— Правильно! Долой! Давай, Саймон Сойер, давай! — раздавалось со всех сторон. Кто-то напирал на Элизабет сзади и тяжело дышал в затылок. От духоты и криков ей почти сделалось дурно. Она прислонилась к дверному косяку и опять стала оглядывать зал, ища и не находя Джона в этой распаренной и разъяренной людской каше.
Саймон Сойер подождал, подобравшись, пока кутерьма немного уляжется, и снова начал, с враждебной напористостью выставив подбородок:
— Эверард здесь правильно сказал: Адам пахал, Ева пряла, а кто был господином? Довольно нам делиться на господ и слуг, перед богом равны все! Нет ни эллина, ни иудея, ни раба, ни свободного! Где в Писании сказано, что один должен иметь тысячу фунтов в год, а другой ни одного? Что один должен быть лордом, а другой его рабом? Пусть дворяне работают сами, как и мы, чтобы добыть себе пропитание. Ибо, кто не трудится — да не ест! Пусть пасторы работают в поле или в мастерской шесть дней в неделю, а на седьмой проповедуют!
Новый взрыв ярости и энтузиазма потряс душную залу, люди закричали, затопали, застучали кружками. Истерически вскрикнула какая-то женщина. Тощий маленький человечек в бедной одежде появился у стойки, молитвенно сложил ручки и, как бы плача лицом, заговорил тонким голосом:
— Настали, настали последние времена! Час близок — Христос, ваш спаситель, грядет во славе своей и всем дарует свет и благодать — и овцам, и козлищам. Готовьтесь, братья, придет великое Тысячелетнее царство господа, все уподобятся королям и королевам, все возлюбят друг друга, все обнимутся, лорд и арендатор, хозяин и наемник, лев и агнец; все спасутся, кроме Змия огненного, Антихриста, который будет ввергнут во тьму и пучину навеки! Единственным лордом нашим станет господь.
— Это Полмер, Джон Полмер из «семьи любви», — негромко сказали сзади. — Фамилист.
— Голос Иисуса Христа, — продолжал меж тем проповедник, протягивая в зал молитвенно сложенные ручки, — сперва зазвучит в толпе простых людей, бедняков… Возлюбим друг друга! Это и будет воскресение наше. Нет нужды в человеческих законах, в книгах, нет нужды в посещениях храмов, в обрядах, в десятинах…
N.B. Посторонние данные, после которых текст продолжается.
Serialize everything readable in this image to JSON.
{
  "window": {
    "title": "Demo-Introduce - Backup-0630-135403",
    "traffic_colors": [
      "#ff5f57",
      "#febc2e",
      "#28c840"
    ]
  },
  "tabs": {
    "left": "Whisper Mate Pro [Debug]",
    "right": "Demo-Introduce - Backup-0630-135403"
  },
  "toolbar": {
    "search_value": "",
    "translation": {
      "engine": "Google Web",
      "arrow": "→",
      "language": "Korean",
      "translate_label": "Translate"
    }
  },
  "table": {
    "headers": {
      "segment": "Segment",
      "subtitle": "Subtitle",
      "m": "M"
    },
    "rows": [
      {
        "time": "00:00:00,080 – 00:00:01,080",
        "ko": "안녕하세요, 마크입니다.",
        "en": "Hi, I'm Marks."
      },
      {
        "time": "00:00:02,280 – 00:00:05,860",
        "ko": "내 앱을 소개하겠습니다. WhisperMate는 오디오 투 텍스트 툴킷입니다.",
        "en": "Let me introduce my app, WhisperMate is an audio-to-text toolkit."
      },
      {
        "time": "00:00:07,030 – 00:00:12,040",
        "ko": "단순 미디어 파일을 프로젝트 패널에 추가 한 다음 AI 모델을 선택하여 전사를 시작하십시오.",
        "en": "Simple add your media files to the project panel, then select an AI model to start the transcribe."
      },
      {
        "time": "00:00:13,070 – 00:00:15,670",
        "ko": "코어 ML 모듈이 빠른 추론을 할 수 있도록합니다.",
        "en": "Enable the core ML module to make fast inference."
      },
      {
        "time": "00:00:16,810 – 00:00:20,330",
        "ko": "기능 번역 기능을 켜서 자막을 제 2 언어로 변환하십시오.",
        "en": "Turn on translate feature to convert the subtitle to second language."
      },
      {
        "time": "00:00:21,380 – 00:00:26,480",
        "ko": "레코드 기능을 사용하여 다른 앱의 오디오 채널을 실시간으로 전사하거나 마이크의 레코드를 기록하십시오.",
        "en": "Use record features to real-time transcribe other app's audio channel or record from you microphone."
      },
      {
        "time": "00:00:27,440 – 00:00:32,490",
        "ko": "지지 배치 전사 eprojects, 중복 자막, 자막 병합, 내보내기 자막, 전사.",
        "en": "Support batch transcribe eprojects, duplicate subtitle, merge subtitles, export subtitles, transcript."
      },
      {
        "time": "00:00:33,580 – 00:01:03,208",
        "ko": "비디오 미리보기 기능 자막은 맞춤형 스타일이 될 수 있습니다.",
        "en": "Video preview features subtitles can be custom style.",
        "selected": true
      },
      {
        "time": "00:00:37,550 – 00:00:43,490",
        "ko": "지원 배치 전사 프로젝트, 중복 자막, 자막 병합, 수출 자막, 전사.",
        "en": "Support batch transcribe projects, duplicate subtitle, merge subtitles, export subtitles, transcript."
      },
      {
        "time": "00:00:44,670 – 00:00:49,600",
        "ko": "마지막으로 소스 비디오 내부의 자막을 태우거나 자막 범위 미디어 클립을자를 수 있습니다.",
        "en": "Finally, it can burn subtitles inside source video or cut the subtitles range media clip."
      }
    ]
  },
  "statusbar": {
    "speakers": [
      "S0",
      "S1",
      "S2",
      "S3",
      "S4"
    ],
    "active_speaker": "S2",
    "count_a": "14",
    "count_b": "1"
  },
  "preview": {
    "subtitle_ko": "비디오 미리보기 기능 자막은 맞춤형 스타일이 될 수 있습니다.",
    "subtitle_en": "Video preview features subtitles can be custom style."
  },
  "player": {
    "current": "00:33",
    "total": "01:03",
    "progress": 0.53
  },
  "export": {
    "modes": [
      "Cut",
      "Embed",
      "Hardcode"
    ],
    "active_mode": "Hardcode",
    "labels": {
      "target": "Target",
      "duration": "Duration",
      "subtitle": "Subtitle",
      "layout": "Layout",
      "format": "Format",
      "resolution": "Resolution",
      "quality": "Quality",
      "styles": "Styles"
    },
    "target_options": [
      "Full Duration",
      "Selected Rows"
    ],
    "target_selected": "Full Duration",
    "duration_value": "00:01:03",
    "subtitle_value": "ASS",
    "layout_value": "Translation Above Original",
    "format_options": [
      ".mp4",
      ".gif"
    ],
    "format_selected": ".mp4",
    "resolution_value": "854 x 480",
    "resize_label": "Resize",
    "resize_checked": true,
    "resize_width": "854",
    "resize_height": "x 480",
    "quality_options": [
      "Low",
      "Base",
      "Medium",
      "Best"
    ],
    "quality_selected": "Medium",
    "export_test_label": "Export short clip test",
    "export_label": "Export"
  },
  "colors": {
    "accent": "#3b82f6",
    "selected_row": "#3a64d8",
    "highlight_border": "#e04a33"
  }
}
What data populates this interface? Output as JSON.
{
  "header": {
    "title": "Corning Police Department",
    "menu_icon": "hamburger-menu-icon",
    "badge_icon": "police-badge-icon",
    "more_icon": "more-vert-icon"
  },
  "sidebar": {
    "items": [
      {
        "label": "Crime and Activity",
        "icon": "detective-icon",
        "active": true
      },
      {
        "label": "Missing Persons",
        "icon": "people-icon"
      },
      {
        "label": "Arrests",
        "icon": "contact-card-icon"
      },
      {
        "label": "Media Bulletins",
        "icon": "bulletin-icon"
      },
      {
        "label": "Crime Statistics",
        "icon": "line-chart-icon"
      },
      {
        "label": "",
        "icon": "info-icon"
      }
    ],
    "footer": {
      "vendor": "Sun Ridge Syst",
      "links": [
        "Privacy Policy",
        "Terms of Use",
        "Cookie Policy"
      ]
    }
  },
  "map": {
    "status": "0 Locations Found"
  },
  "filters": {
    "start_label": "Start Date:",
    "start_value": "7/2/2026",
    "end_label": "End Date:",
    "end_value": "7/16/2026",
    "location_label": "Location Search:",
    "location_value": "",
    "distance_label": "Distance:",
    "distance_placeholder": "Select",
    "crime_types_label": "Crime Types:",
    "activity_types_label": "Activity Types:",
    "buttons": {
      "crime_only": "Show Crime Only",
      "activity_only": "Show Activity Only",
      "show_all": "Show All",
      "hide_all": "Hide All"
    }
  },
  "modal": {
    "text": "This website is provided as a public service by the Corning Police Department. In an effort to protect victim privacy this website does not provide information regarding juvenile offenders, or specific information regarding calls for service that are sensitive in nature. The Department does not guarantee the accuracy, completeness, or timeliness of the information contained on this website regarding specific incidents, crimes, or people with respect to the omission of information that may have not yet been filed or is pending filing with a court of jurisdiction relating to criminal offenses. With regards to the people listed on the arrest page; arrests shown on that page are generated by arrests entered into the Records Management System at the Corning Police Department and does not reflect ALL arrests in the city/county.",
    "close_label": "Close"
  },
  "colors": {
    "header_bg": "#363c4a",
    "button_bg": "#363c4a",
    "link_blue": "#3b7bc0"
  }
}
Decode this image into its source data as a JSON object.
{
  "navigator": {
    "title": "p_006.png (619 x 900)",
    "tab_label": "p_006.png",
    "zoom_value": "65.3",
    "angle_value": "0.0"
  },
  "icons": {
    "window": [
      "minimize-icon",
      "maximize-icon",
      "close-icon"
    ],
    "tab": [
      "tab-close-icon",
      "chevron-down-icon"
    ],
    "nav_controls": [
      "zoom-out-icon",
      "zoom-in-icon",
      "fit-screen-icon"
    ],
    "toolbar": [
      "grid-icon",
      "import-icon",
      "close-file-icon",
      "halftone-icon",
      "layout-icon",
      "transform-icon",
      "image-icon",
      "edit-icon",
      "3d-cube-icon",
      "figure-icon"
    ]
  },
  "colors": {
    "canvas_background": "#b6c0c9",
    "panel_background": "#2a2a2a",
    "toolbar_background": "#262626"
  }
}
— А за такие речи и к судье повести можно! Был же декрет! — Толстый человек с красным сердитым лицом встал от близкого к стойке стола и обличительно вытянул палец: — Из речи вашей явствует, что вы принадлежите к зловредной и порицаемой секте — «семье любви»!
Тот, кого назвали Полмером, кротко взглянул на обличителя;
— А ты из какой семьи, брат? — спросил он.
Зал победно загудел, в углах загоготали, к толстому подбежал хозяин и что-то торопливо зашептал на ухо. Еще один человек, без руки, в армейском мундире, вышел вперед, потрясая над головой книгой.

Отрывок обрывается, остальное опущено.